Somewhere along the evolution of the Internet we realized that the phrase “best” was overused. Don’t get me wrong, it still is, but now there’s an equal amount of extreme adjectives floating around RSS feeds and blog rolls.
Everything needs to be extreme to get noticed. Gone are the days when marketers could write articles about PPC practices, now everything has to be the coolest, loudest, and most extreme PPC practices to stand out above the rest.
More often than not, this is a marketer’s attempt at an interesting take: “Justin Bieber got a tattoo… and you should too: why the modern marketer needs to be edgy.”
Marketers also attach them to case studies in hopes of gaining new leads: “My client had XYZ success… and you can too!” Usually these case studies aren’t half bad, but they’re hidden behind a terrible headline.
Facebook is the new MySpace, Blog articles are the new pink, Twitter chats are the new marketing conference. Our brains like patterns and they like when history repeats itself. Plus, marketers looking to establish their authority will cling to predications like these in hopes of becoming industry leaders in the future.
We’ve now reached the advanced level of our worn-out ideas and have fully immersed ourselves in the marking universe. These are the concepts, phrases, and titles that even industry experts cling to. They phrases have been typed so many times they’ve lost all meaning. Even if you’ve been in the marketing field for several decades, you can still be ignored like the rookies with these overused articles.
If you do a quick search for content is king, you will find that distribution is queen, time is queen, analytics is queen, context is queen, revenue is queen, and creative is queen – and that’s just on the first page of Google.

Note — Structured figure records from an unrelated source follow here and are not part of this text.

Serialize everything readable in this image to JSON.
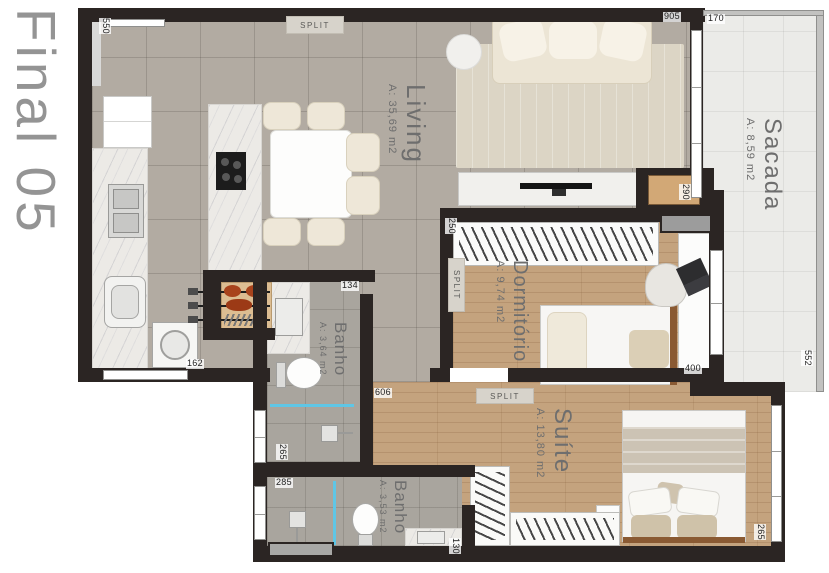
{
  "title": "Final 05",
  "rooms": {
    "living": {
      "name": "Living",
      "area": "A: 35,69 m2"
    },
    "sacada": {
      "name": "Sacada",
      "area": "A: 8,59 m2"
    },
    "dormitorio": {
      "name": "Dormitório",
      "area": "A: 9,74 m2"
    },
    "banho_social": {
      "name": "Banho",
      "area": "A: 3,64 m2"
    },
    "suite": {
      "name": "Suíte",
      "area": "A: 13,80 m2"
    },
    "banho_suite": {
      "name": "Banho",
      "area": "A: 3,53 m2"
    }
  },
  "hvac": {
    "split_label": "SPLIT"
  },
  "dimensions": {
    "top_window": "550",
    "living_top": "905",
    "sacada_top": "170",
    "living_sacada_opening": "290",
    "dorm_closet_wall": "250",
    "banho_social_door_wall": "134",
    "service_window": "162",
    "dorm_bottom_wall": "400",
    "sacada_rail": "552",
    "suite_entry": "606",
    "banho_social_window": "265",
    "banho_suite_window": "285",
    "banho_suite_counter": "130",
    "suite_window": "265"
  },
  "colors": {
    "wall": "#2b2523",
    "tile_floor": "#b2aba2",
    "wood_floor": "#c4a37e",
    "bath_floor": "#a9a59e",
    "balcony_floor": "#ebebe8",
    "marble": "#eceae6",
    "glass_partition": "#5fc6e6",
    "label_text": "#6e6e6e",
    "title_text": "#949494"
  }
}
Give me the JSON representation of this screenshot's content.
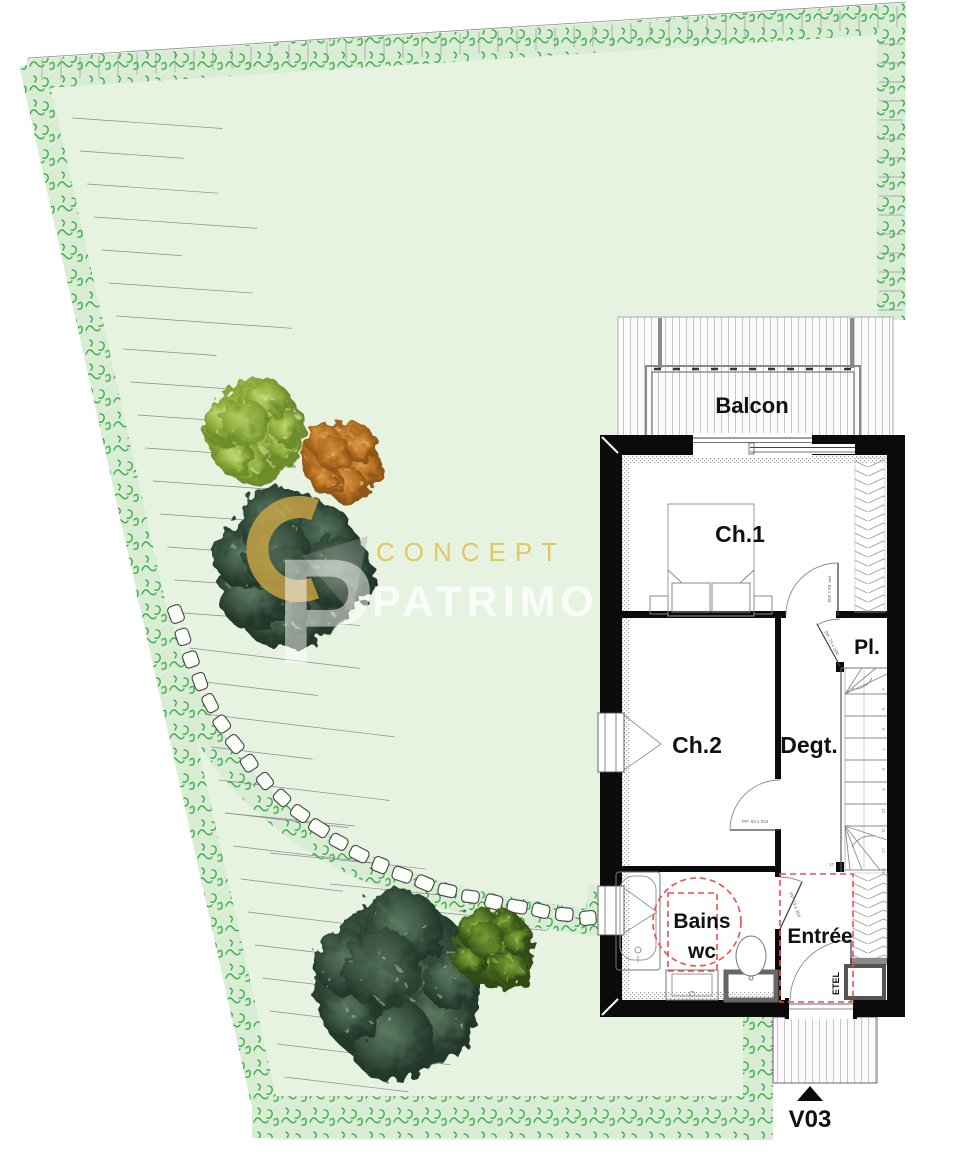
{
  "plan": {
    "rooms": {
      "balcon": "Balcon",
      "ch1": "Ch.1",
      "pl": "Pl.",
      "ch2": "Ch.2",
      "degt": "Degt.",
      "bains_line1": "Bains",
      "bains_line2": "wc",
      "entree": "Entrée",
      "etel": "ETEL",
      "v03": "V03"
    },
    "door_labels": {
      "ch1_door": "PP: 83 x 204",
      "pl_door": "PP: 73 x 204",
      "ch2_door": "PP: 83 x 204",
      "bath_door": "PP: 73 x 204"
    },
    "stairs": {
      "numbers": [
        "4",
        "5",
        "6",
        "7",
        "8",
        "9",
        "10",
        "11",
        "12",
        "13"
      ],
      "last_step": "17"
    }
  },
  "watermark": {
    "word1": "CONCEPT",
    "word2": "PATRIMO",
    "logo_letter": "P"
  },
  "colors": {
    "garden": "#e7f3e1",
    "band": "#d9ecd4",
    "hedge": "#2fa83c",
    "wall": "#0b0b0b",
    "red": "#f14c4c",
    "gold": "#c9a545",
    "gold_text": "#e4c45c"
  }
}
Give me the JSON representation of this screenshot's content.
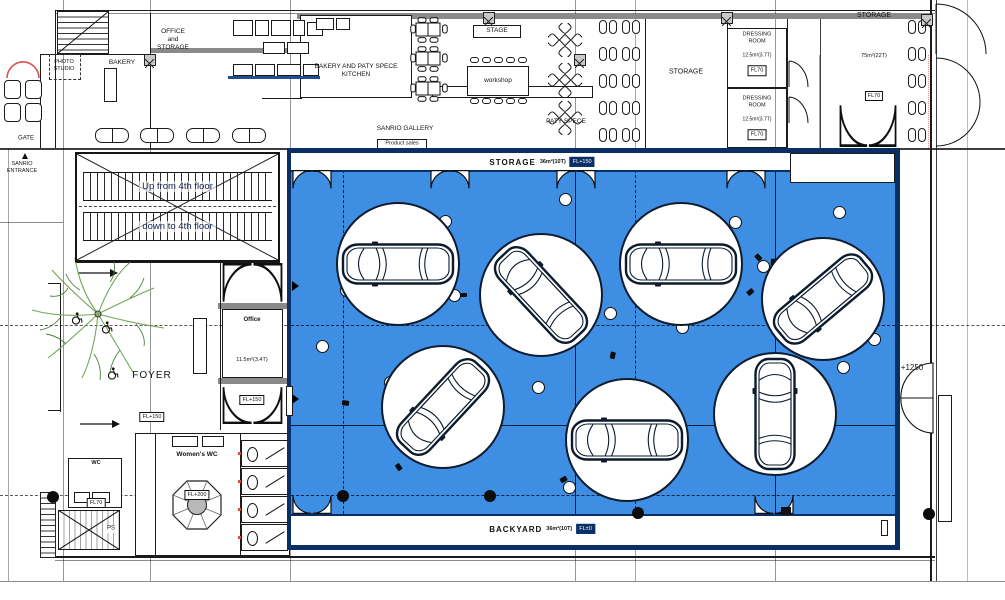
{
  "palette": {
    "blue": "#3e8ee4",
    "navy": "#0a2f66",
    "pink": "#ef8b7d",
    "red_door": "#d9534f",
    "wall": "#1b1b1b"
  },
  "rooms": {
    "office_storage": "OFFICE\nand\nSTORAGE",
    "bakery": "BAKERY",
    "photo_studio": "PHOTO\nSTUDIO",
    "gate": "GATE",
    "sanrio_entrance": "SANRIO\nENTRANCE",
    "kitchen": "BAKERY AND PATY SPECE\nKITCHEN",
    "stage": "STAGE",
    "workshop": "workshop",
    "paty_spece": "PATY SPECE",
    "sanrio_gallery": "SANRIO GALLERY",
    "product_sales": "Product sales",
    "storage_mid": "STORAGE",
    "dressing_rooms": [
      {
        "name": "DRESSING\nROOM",
        "area": "12.5m²(3.7T)",
        "level": "FL70"
      },
      {
        "name": "DRESSING\nROOM",
        "area": "12.5m²(3.7T)",
        "level": "FL70"
      }
    ],
    "storage_right": {
      "name": "STORAGE",
      "area": "75m²(22T)",
      "level": "FL70"
    },
    "escalator_up": "Up from 4th floor",
    "escalator_down": "down to 4th floor",
    "foyer": {
      "name": "FOYER",
      "level": "FL+150"
    },
    "office_small": {
      "name": "Office",
      "area": "11.5m²(3.4T)",
      "level": "FL+150"
    },
    "womens_wc": {
      "name": "Women's WC",
      "level": "FL+200"
    },
    "accessible_wc": {
      "name": "WC",
      "level": "FL70"
    },
    "ps": "PS",
    "level_marker": "+1250"
  },
  "showroom": {
    "storage_strip": {
      "name": "STORAGE",
      "area": "36m²(10T)",
      "level": "FL+150"
    },
    "backyard_strip": {
      "name": "BACKYARD",
      "area": "36m²(10T)",
      "level": "FL±0"
    },
    "turntables": [
      {
        "x": 398,
        "y": 264,
        "r": 62,
        "rot": 0
      },
      {
        "x": 541,
        "y": 295,
        "r": 62,
        "rot": 47
      },
      {
        "x": 681,
        "y": 264,
        "r": 62,
        "rot": 0
      },
      {
        "x": 823,
        "y": 299,
        "r": 62,
        "rot": -40
      },
      {
        "x": 443,
        "y": 407,
        "r": 62,
        "rot": -47
      },
      {
        "x": 627,
        "y": 440,
        "r": 62,
        "rot": 0
      },
      {
        "x": 775,
        "y": 414,
        "r": 62,
        "rot": 90
      }
    ],
    "white_dots": [
      [
        445,
        221
      ],
      [
        346,
        290
      ],
      [
        454,
        295
      ],
      [
        322,
        346
      ],
      [
        565,
        199
      ],
      [
        735,
        222
      ],
      [
        839,
        212
      ],
      [
        763,
        266
      ],
      [
        610,
        313
      ],
      [
        682,
        327
      ],
      [
        874,
        339
      ],
      [
        843,
        367
      ],
      [
        390,
        382
      ],
      [
        538,
        387
      ],
      [
        569,
        487
      ],
      [
        791,
        464
      ]
    ],
    "black_dots": [
      [
        343,
        496
      ],
      [
        490,
        496
      ],
      [
        638,
        513
      ]
    ],
    "spotlights": [
      [
        463,
        295
      ],
      [
        758,
        257
      ],
      [
        773,
        262
      ],
      [
        750,
        292
      ],
      [
        345,
        403
      ],
      [
        398,
        467
      ],
      [
        612,
        355
      ],
      [
        563,
        479
      ]
    ],
    "doors_top": [
      312,
      450,
      576,
      746
    ],
    "doors_bottom": [
      312,
      774
    ]
  },
  "furniture": {
    "equipment_boxes": [
      [
        233,
        20,
        20,
        16
      ],
      [
        255,
        20,
        14,
        16
      ],
      [
        271,
        20,
        20,
        16
      ],
      [
        293,
        20,
        12,
        16
      ],
      [
        307,
        22,
        16,
        14
      ],
      [
        263,
        42,
        22,
        12
      ],
      [
        287,
        42,
        22,
        12
      ],
      [
        233,
        64,
        20,
        12
      ],
      [
        255,
        64,
        20,
        12
      ],
      [
        277,
        64,
        24,
        12
      ],
      [
        303,
        64,
        16,
        12
      ],
      [
        316,
        18,
        18,
        12
      ],
      [
        336,
        18,
        14,
        12
      ]
    ],
    "dining_clusters": [
      [
        410,
        17
      ],
      [
        410,
        46
      ],
      [
        410,
        76
      ]
    ],
    "x_tables": [
      [
        548,
        23
      ],
      [
        548,
        63
      ],
      [
        548,
        101
      ]
    ],
    "booth_xs": [
      599,
      622,
      908
    ],
    "booth_ys": [
      20,
      47,
      74,
      101,
      128
    ],
    "benches": [
      [
        95,
        128
      ],
      [
        140,
        128
      ],
      [
        186,
        128
      ],
      [
        232,
        128
      ]
    ],
    "lounge_chairs": [
      [
        4,
        80
      ],
      [
        4,
        103
      ]
    ],
    "stall_ys": [
      440,
      468,
      496,
      524
    ],
    "columns": [
      [
        144,
        54
      ],
      [
        574,
        54
      ],
      [
        483,
        12
      ],
      [
        721,
        12
      ],
      [
        921,
        14
      ]
    ],
    "wheelchairs": [
      [
        72,
        312
      ],
      [
        102,
        321
      ],
      [
        108,
        367
      ]
    ],
    "grid_bullets": [
      [
        53,
        497
      ],
      [
        929,
        514
      ]
    ]
  }
}
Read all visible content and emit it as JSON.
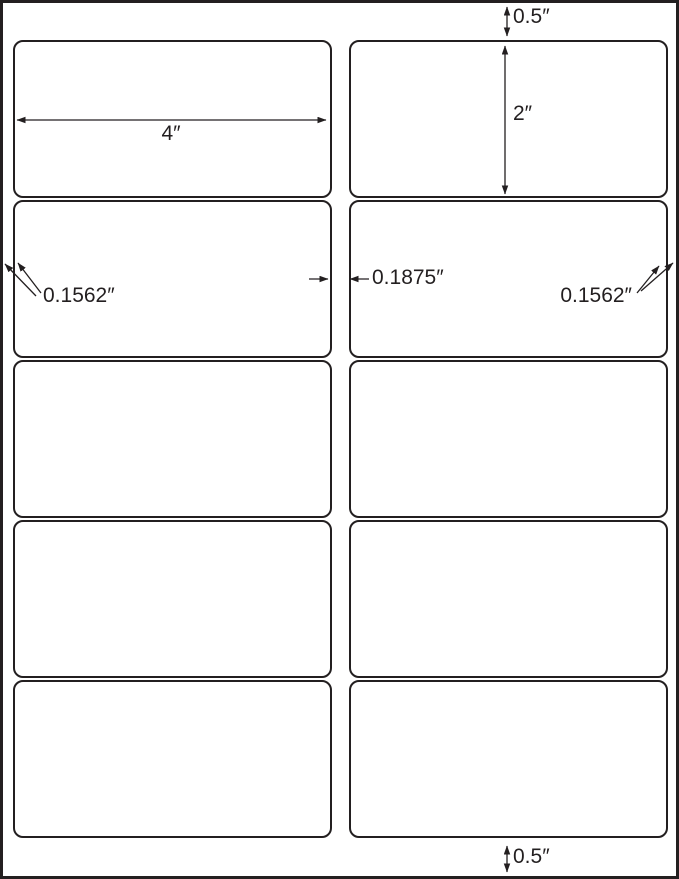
{
  "colors": {
    "line": "#231f20",
    "background": "#ffffff"
  },
  "sheet": {
    "columns": 2,
    "rows": 5,
    "label_count": 10
  },
  "annotations": {
    "top_margin": "0.5″",
    "label_height": "2″",
    "label_width": "4″",
    "left_margin": "0.1562″",
    "column_gap": "0.1875″",
    "right_margin": "0.1562″",
    "bottom_margin": "0.5″"
  }
}
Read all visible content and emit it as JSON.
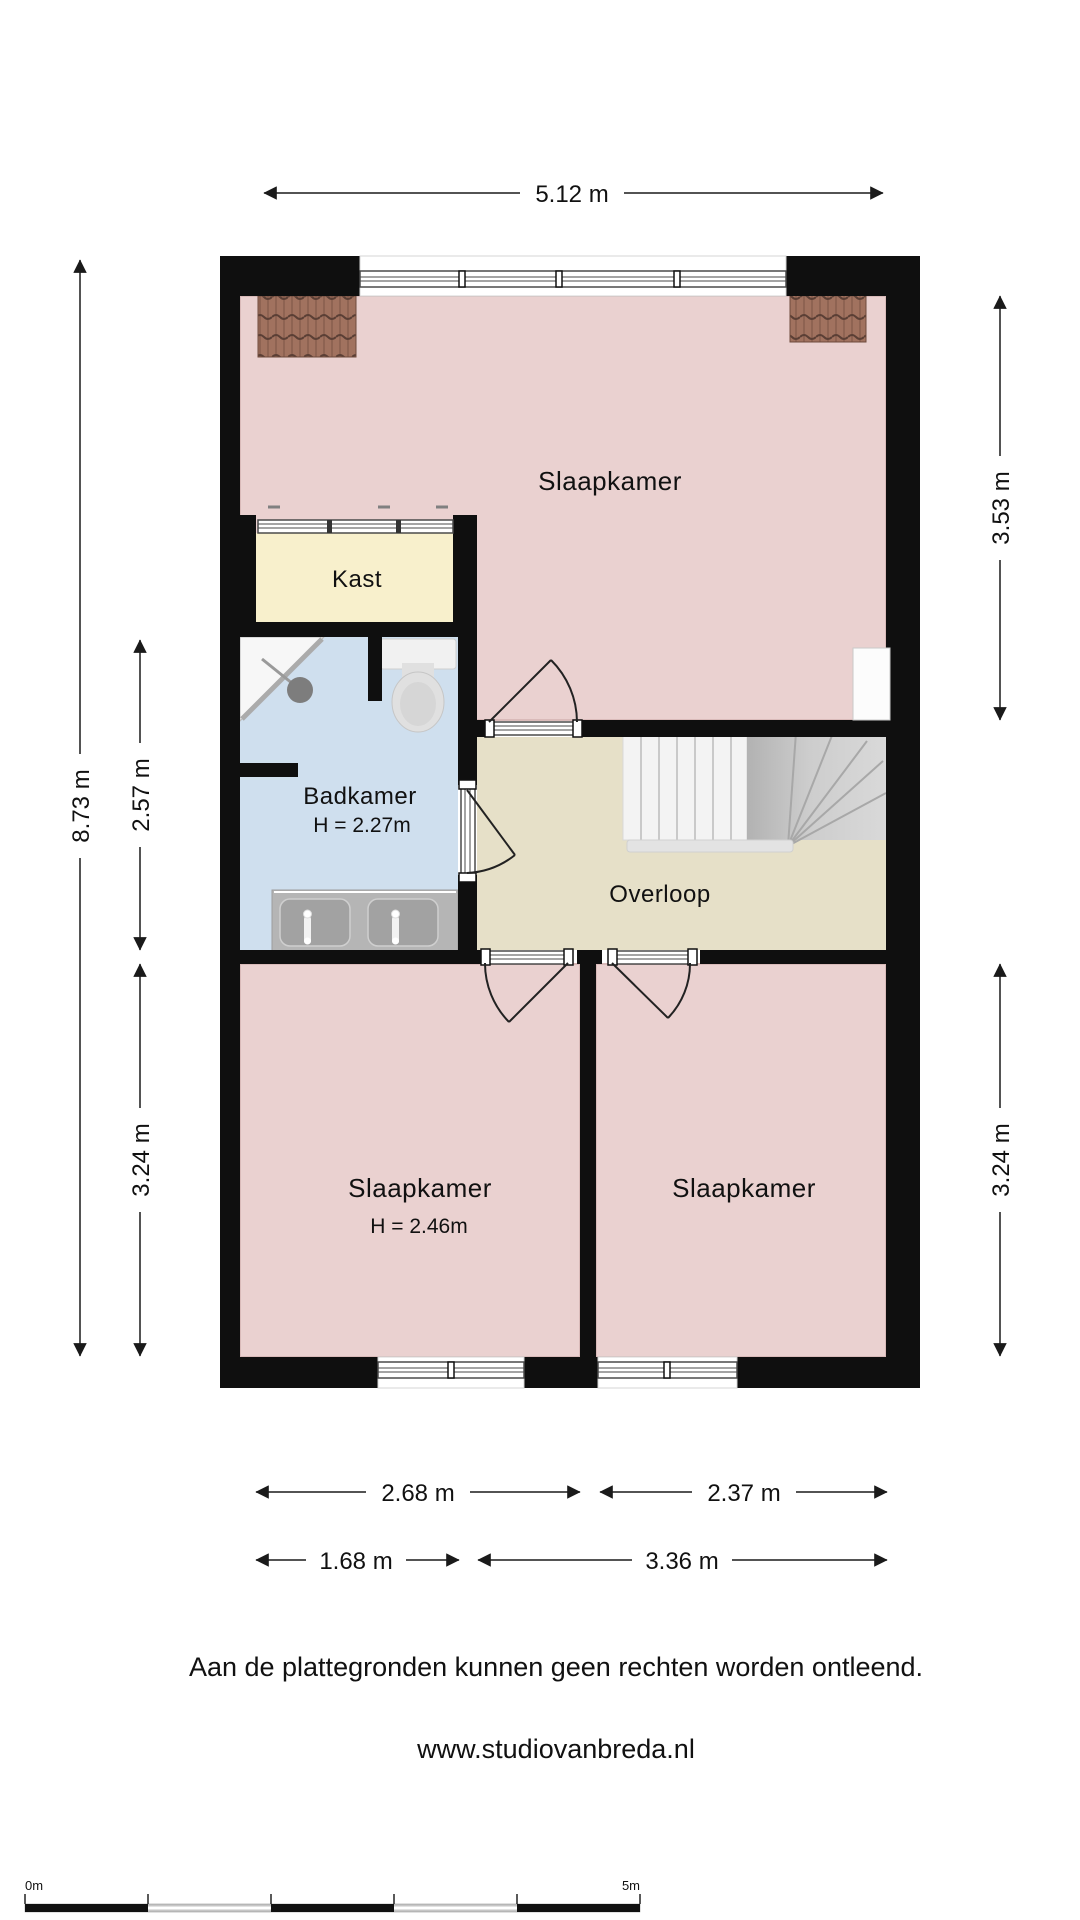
{
  "rooms": {
    "bedroom_top": {
      "label": "Slaapkamer"
    },
    "closet": {
      "label": "Kast"
    },
    "bathroom": {
      "label": "Badkamer",
      "height_note": "H = 2.27m"
    },
    "landing": {
      "label": "Overloop"
    },
    "bedroom_bottom_left": {
      "label": "Slaapkamer",
      "height_note": "H = 2.46m"
    },
    "bedroom_bottom_right": {
      "label": "Slaapkamer"
    }
  },
  "dimensions": {
    "top_width": "5.12 m",
    "left_total": "8.73 m",
    "left_bathroom": "2.57 m",
    "left_bedroom": "3.24 m",
    "right_bedroom_top": "3.53 m",
    "right_bedroom_bottom": "3.24 m",
    "bottom_bedroom_left": "2.68 m",
    "bottom_bedroom_right": "2.37 m",
    "bottom_left_segment": "1.68 m",
    "bottom_right_segment": "3.36 m"
  },
  "scale_bar": {
    "start_label": "0m",
    "end_label": "5m"
  },
  "footer": {
    "disclaimer": "Aan de plattegronden kunnen geen rechten worden ontleend.",
    "website": "www.studiovanbreda.nl"
  },
  "colors": {
    "wall": "#0f0f0f",
    "bedroom": "#ead1d0",
    "closet": "#f8f0cc",
    "bathroom": "#cfdfee",
    "landing": "#e6e0c8",
    "roof_tiles": "#a1725f"
  }
}
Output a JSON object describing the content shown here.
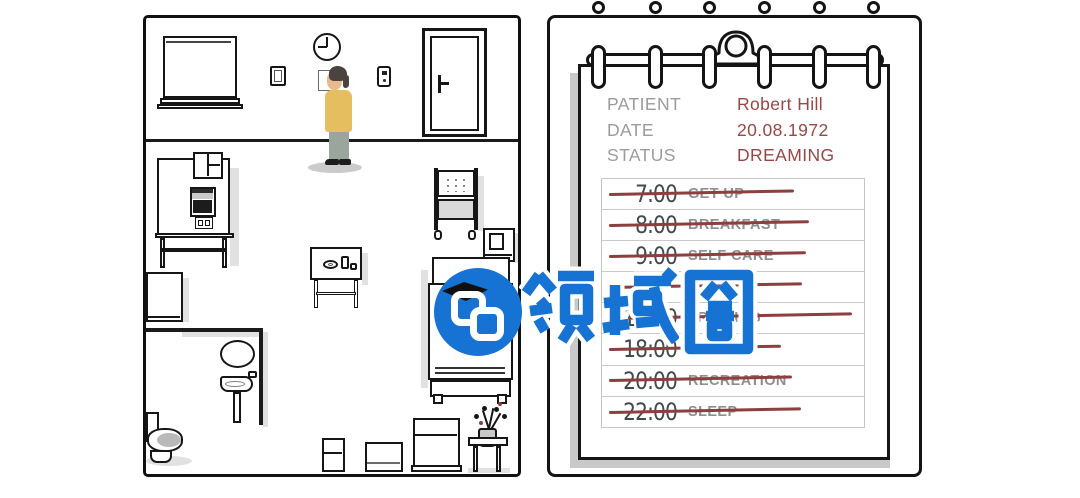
{
  "room": {
    "character": {
      "description": "patient standing figure",
      "shirt_color": "#e5bf5f",
      "pants_color": "#9aa59e",
      "hair_color": "#4a4340"
    },
    "clock_time_shown": "9:00",
    "objects": [
      "window-blind",
      "wall-clock",
      "picture-frame",
      "wall-paper",
      "light-switch",
      "door",
      "medical-machine",
      "fridge-cabinet",
      "bathroom-mirror",
      "pedestal-sink",
      "toilet",
      "side-table",
      "supply-cart",
      "nightstand",
      "bed",
      "storage-boxes",
      "plant-stool"
    ]
  },
  "clipboard": {
    "fields": [
      {
        "label": "PATIENT",
        "value": "Robert Hill"
      },
      {
        "label": "DATE",
        "value": "20.08.1972"
      },
      {
        "label": "STATUS",
        "value": "DREAMING"
      }
    ],
    "schedule": [
      {
        "time": "7:00",
        "activity": "GET UP",
        "struck": true
      },
      {
        "time": "8:00",
        "activity": "BREAKFAST",
        "struck": true
      },
      {
        "time": "9:00",
        "activity": "SELF CARE",
        "struck": true
      },
      {
        "time": "",
        "activity": "",
        "struck": true,
        "hidden_by_watermark": true
      },
      {
        "time": "15:00",
        "activity": "TRAINING",
        "struck": true,
        "partially_hidden_by_watermark": true
      },
      {
        "time": "18:00",
        "activity": "DINNER",
        "struck": true
      },
      {
        "time": "20:00",
        "activity": "RECREATION",
        "struck": true
      },
      {
        "time": "22:00",
        "activity": "SLEEP",
        "struck": true
      }
    ],
    "label_color": "#9b9b9b",
    "value_color": "#9a4646",
    "strike_color": "#8d3e3e"
  },
  "watermark": {
    "text": "领域圈",
    "color": "#1673d3"
  }
}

See also: Articles that claim content is not king and articles that claim content is queen while something else is king.
This phrase is the most used and abused of content marketing jargon – mostly because it’s the crutch of industry experts. Authorities in the field are offering their viewpoint or predictions that might actually be mind-blowing, but will get ignored because we’ve all read the headline before.
When I was an intern I was called a social media rock star. Nothing could have been further from the truth. Rock star is a term we throw around all too loosely today, along with guru and ninja. Anyone with a blog and multiple social media followers can call themselves a guru to the point where the title has lost all meaning.
Similar to the fresh spin category, articles that promise to turn readers into email marketing ninjas, or SEO superheroes, or webinar pirates are equally worn out. Let’s stop equating effective calls to action with sailing the seven seas or fighting crime.
Don’t get me wrong, there are some seriously awesome guides out there. However, there are also plenty of guides that claim to be complete that barely scratch the surface. There are also guides that were complete when they were published a few years ago, but have grown stale.
The Beginner’s Guide to SEO by Moz is an example of a guide done right. I have seen “complete SEO guides” that barely touch the basics and couldn’t hold a candle to Moz’s example.
In one of the many content is king articles you will inevitably read this month, the author will mention banner blindness. Marketers have to rely on compelling content because banner ads are ineffective. The problem is that readers are starting to get content blindness. We’ve all seen these articles before, which probably means your readers have to. So why do you keep using them?